В те времена, о которых я рассказываю, массовое производство еще не было так развито и многие предпочитали шить обувь на заказ, по моде, конечно, но мода менялась не так часто, как сейчас. Дедушка поставил дело обдуманно, любая кожа под боком, он шил и мужскую обувь и дамскую, от начала до конца, от мерки до готового ботинка. Сам был мастер, и подмастерья были хорошие, и сыновья, хотя и не все, тоже пошли по сапожной части, и внуки: я и старший мой брат Лева с тринадцати лет также стали работать у дедушки, – семья большая, а отец наш был, как вы знаете, человек без профессии. Тогда, это уже было при Советской власти, разрешали подросткам работать с четырнадцати лет, но дедушка был кустарь, и мой отец числился кустарем, и мы с братом Левой помогали как члены семьи.

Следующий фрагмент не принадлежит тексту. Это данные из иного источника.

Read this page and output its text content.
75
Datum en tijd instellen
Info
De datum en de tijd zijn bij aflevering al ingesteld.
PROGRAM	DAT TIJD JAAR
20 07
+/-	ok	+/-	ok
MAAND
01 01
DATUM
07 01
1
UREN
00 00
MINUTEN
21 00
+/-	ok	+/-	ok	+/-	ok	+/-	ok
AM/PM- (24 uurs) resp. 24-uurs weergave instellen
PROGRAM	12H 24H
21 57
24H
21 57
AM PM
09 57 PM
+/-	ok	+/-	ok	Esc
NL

Чувствуете ситуацию? Отец в мастерской на таком же положении, как и мы, на вторых ролях, делал второстепенную работу: прибивал каблуки, подошвы, пришивал пуговицы, записывал размеры, когда дедушка снимал мерку. В общем, не слишком солидное занятие и не слишком солидные коллеги – собственные малые дети. Но ничего не поделаешь, деваться некуда. И хотя мы жили с дедушкой под одной крышей, жили одной семьей, но крыша – крышей, семья – семьей, а дело – делом. И для дедушки дело было на первом плане, на его деле держалась семья, и семьи его детей, и семьи его подмастерьев; дедушка сам работал не разгибая спины, и от других требовал того же, никому не делал скидки, не давал поблажки: ни сыновьям, ни внукам, ни подмастерьям, ни зятю, – и если зять плохо прибил каблук, то дедушка мог отшвырнуть ботинок, и отец его поднимал, и это было довольно унизительно, тем более что сапожник отец был никакой и его продукция то и дело летела в угол. Но он понимал, что дедушка делает это не со зла, а требует настоящую работу, и надо работать и терпеть. И он работал и терпел.

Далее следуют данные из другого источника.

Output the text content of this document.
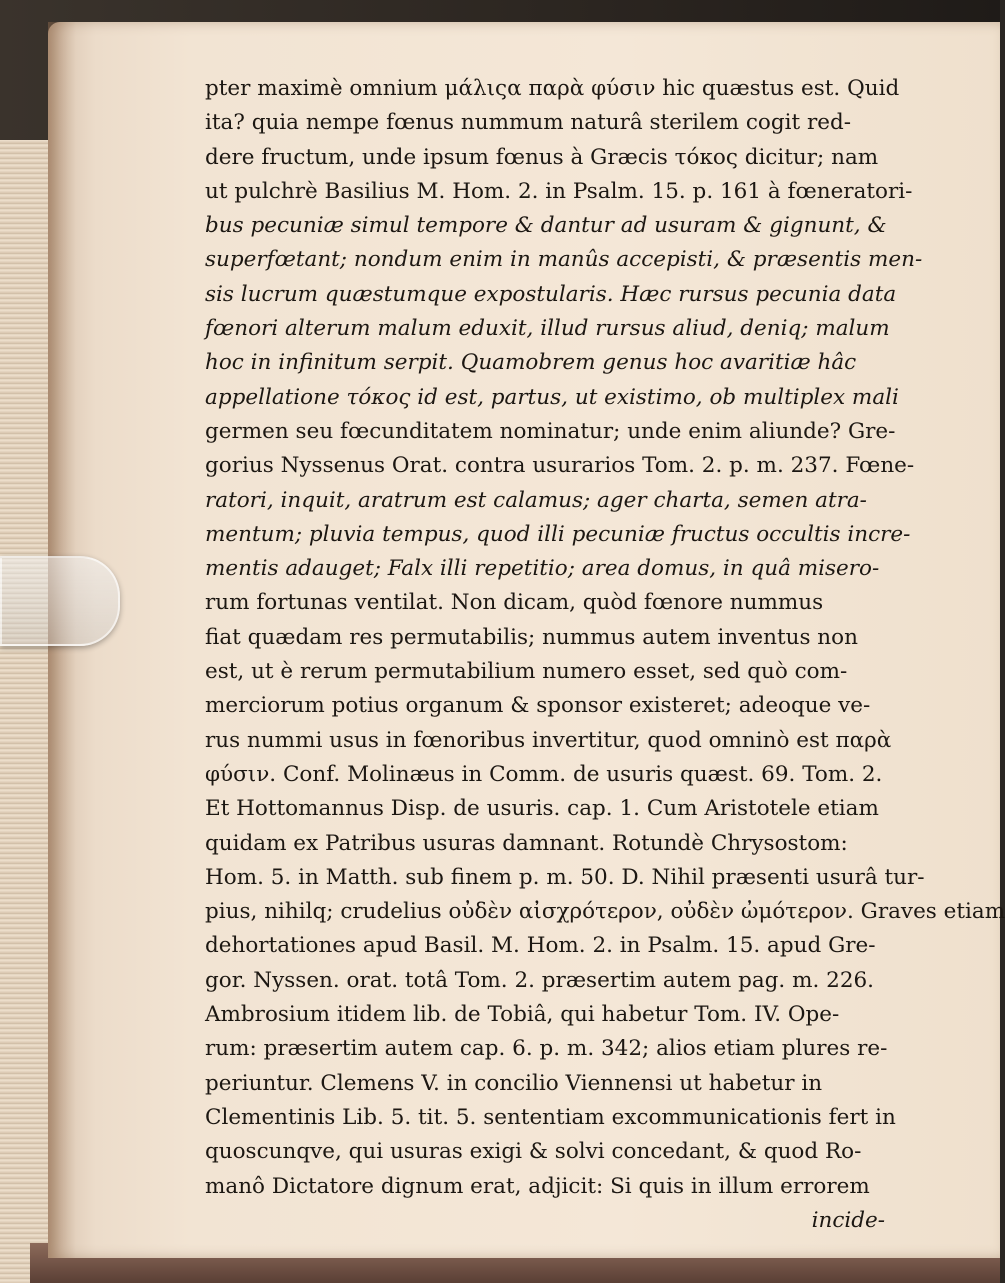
pter maximè omnium μάλιςα παρὰ φύσιν hic quæstus est. Quid
ita? quia nempe fœnus nummum naturâ sterilem cogit red-
dere fructum, unde ipsum fœnus à Græcis τόκος dicitur; nam
ut pulchrè Basilius M. Hom. 2. in Psalm. 15. p. 161 à fœneratori-
bus pecuniæ simul tempore & dantur ad usuram & gignunt, &
superfœtant; nondum enim in manûs accepisti, & præsentis men-
sis lucrum quæstumque expostularis. Hæc rursus pecunia data
fœnori alterum malum eduxit, illud rursus aliud, deniq; malum
hoc in infinitum serpit. Quamobrem genus hoc avaritiæ hâc
appellatione τόκος id est, partus, ut existimo, ob multiplex mali
germen seu fœcunditatem nominatur; unde enim aliunde? Gre-
gorius Nyssenus Orat. contra usurarios Tom. 2. p. m. 237. Fœne-
ratori, inquit, aratrum est calamus; ager charta, semen atra-
mentum; pluvia tempus, quod illi pecuniæ fructus occultis incre-
mentis adauget; Falx illi repetitio; area domus, in quâ misero-
rum fortunas ventilat. Non dicam, quòd fœnore nummus
fiat quædam res permutabilis; nummus autem inventus non
est, ut è rerum permutabilium numero esset, sed quò com-
merciorum potius organum & sponsor existeret; adeoque ve-
rus nummi usus in fœnoribus invertitur, quod omninò est παρὰ
φύσιν. Conf. Molinæus in Comm. de usuris quæst. 69. Tom. 2.
Et Hottomannus Disp. de usuris. cap. 1. Cum Aristotele etiam
quidam ex Patribus usuras damnant. Rotundè Chrysostom:
Hom. 5. in Matth. sub finem p. m. 50. D. Nihil præsenti usurâ tur-
pius, nihilq; crudelius οὐδὲν αἰσχρότερον, οὐδὲν ὠμότερον. Graves etiam
dehortationes apud Basil. M. Hom. 2. in Psalm. 15. apud Gre-
gor. Nyssen. orat. totâ Tom. 2. præsertim autem pag. m. 226.
Ambrosium itidem lib. de Tobiâ, qui habetur Tom. IV. Ope-
rum: præsertim autem cap. 6. p. m. 342; alios etiam plures re-
periuntur. Clemens V. in concilio Viennensi ut habetur in
Clementinis Lib. 5. tit. 5. sententiam excommunicationis fert in
quoscunqve, qui usuras exigi & solvi concedant, & quod Ro-
manô Dictatore dignum erat, adjicit: Si quis in illum errorem
incide-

Сложнее обстояло дело во второй половине дома. Первая половина была мастерской, вторая – жилая. И вот в этой второй половине дело обстояло сложнее, тем более что там жили две семьи: дедушкина семья и наша семья. В дедушкиной семье дедушка был сам-восьмой, в нашей пока пятеро. Чертова дюжина! И все люди с характерами, часто неотесанными, это, знаете ли, не благопристойный немецкий докторский дом, это дом сапожника в маленьком городке на Украине, и этот дом был целый мир, и приспособиться к этому миру отцу было нелегко.

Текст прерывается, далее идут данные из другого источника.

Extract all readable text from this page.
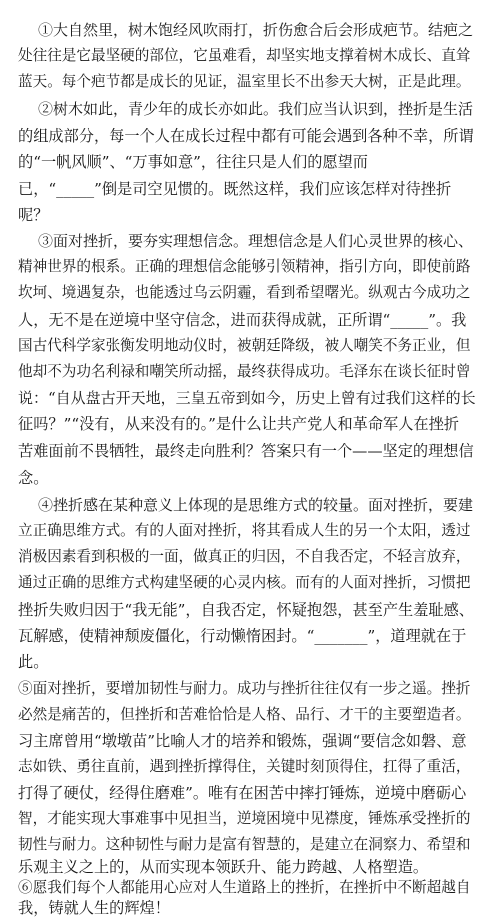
①大自然里，树木饱经风吹雨打，折伤愈合后会形成疤节。结疤之
处往往是它最坚硬的部位，它虽难看，却坚实地支撑着树木成长、直耸
蓝天。每个疤节都是成长的见证，温室里长不出参天大树，正是此理。
②树木如此，青少年的成长亦如此。我们应当认识到，挫折是生活
的组成部分，每一个人在成长过程中都有可能会遇到各种不幸，所谓
的“一帆风顺”、“万事如意”，往往只是人们的愿望而
已，“_____”倒是司空见惯的。既然这样，我们应该怎样对待挫折
呢？
③面对挫折，要夯实理想信念。理想信念是人们心灵世界的核心、
精神世界的根系。正确的理想信念能够引领精神，指引方向，即使前路
坎坷、境遇复杂，也能透过乌云阴霾，看到希望曙光。纵观古今成功之
人，无不是在逆境中坚守信念，进而获得成就，正所谓“_____”。我
国古代科学家张衡发明地动仪时，被朝廷降级，被人嘲笑不务正业，但
他却不为功名利禄和嘲笑所动摇，最终获得成功。毛泽东在谈长征时曾
说：“自从盘古开天地，三皇五帝到如今，历史上曾有过我们这样的长
征吗？”“没有，从来没有的。”是什么让共产党人和革命军人在挫折
苦难面前不畏牺牲，最终走向胜利？答案只有一个——坚定的理想信
念。
④挫折感在某种意义上体现的是思维方式的较量。面对挫折，要建
立正确思维方式。有的人面对挫折，将其看成人生的另一个太阳，透过
消极因素看到积极的一面，做真正的归因，不自我否定，不轻言放弃，
通过正确的思维方式构建坚硬的心灵内核。而有的人面对挫折，习惯把
挫折失败归因于“我无能”，自我否定，怀疑抱怨，甚至产生羞耻感、
瓦解感，使精神颓废僵化，行动懒惰困封。“_______”，道理就在于
此。
⑤面对挫折，要增加韧性与耐力。成功与挫折往往仅有一步之遥。挫折
必然是痛苦的，但挫折和苦难恰恰是人格、品行、才干的主要塑造者。
习主席曾用“墩墩苗”比喻人才的培养和锻炼，强调“要信念如磐、意
志如铁、勇往直前，遇到挫折撑得住，关键时刻顶得住，扛得了重活，
打得了硬仗，经得住磨难”。唯有在困苦中摔打锤炼，逆境中磨砺心
智，才能实现大事难事中见担当，逆境困境中见襟度，锤炼承受挫折的
韧性与耐力。这种韧性与耐力是富有智慧的，是建立在洞察力、希望和
乐观主义之上的，从而实现本领跃升、能力跨越、人格塑造。
⑥愿我们每个人都能用心应对人生道路上的挫折，在挫折中不断超越自
我，铸就人生的辉煌！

Жену себе дедушка взял из Гомеля. Он много ездил. Если добрался до Аргентины, о Гомеле и говорить нечего. В Гомеле бабушка работала в парикмахерской, делала парики. В то время набожные женщины носили парики, собственные волосы стригли, не совсем, конечно, не наголо, немного оставляли, чтобы не выглядеть лысой без парика; как вы понимаете, в постель к мужу они ложились без парика, а на людях снова надевали, привязывали косу. Откуда это взялось, не знаю, так предписывал религиозный обычай.
Итак, бабушка в девушках жила в Гомеле, работала в парикмахерской, где-то они с дедушкой встретились, влюбились друг в друга и решили пожениться. Для дедушки это было совсем не просто: красавец, много разъезжал, привык к холостой жизни и, понимаете, к какой холостой жизни, от женщин у него отбоя не было, и ему было нелегко поставить на этом крест, нелегко было завязать, как теперь говорят. Однако он решил поставить крест, завязать, жениться на бабушке. Но и для бабушки выйти замуж за него тоже была проблема, но совсем иная. Ее отец был ломовой извозчик, а в то время цеховые связи были очень крепкими, ремесленники часто жили на одной улице, женили своих сыновей на дочерях соседей, – таким образом объединялось и укреплялось их дело. К бабушке, как дочери ломового извозчика, сватался тоже сын ломового извозчика, сам ломовой извозчик. И этот ее жених уговорил своих собратьев по цеху отколотить дедушку, чтобы тому неповадно было отбивать чужих невест, тем более из другого города и из другого цеха.
Приехал как-то дедушка в Гомель, зашел к бабушке, посидели, потом бабушка пошла проводить его на вокзал. И вот тут, на вокзале, извозчики набросились на дедушку.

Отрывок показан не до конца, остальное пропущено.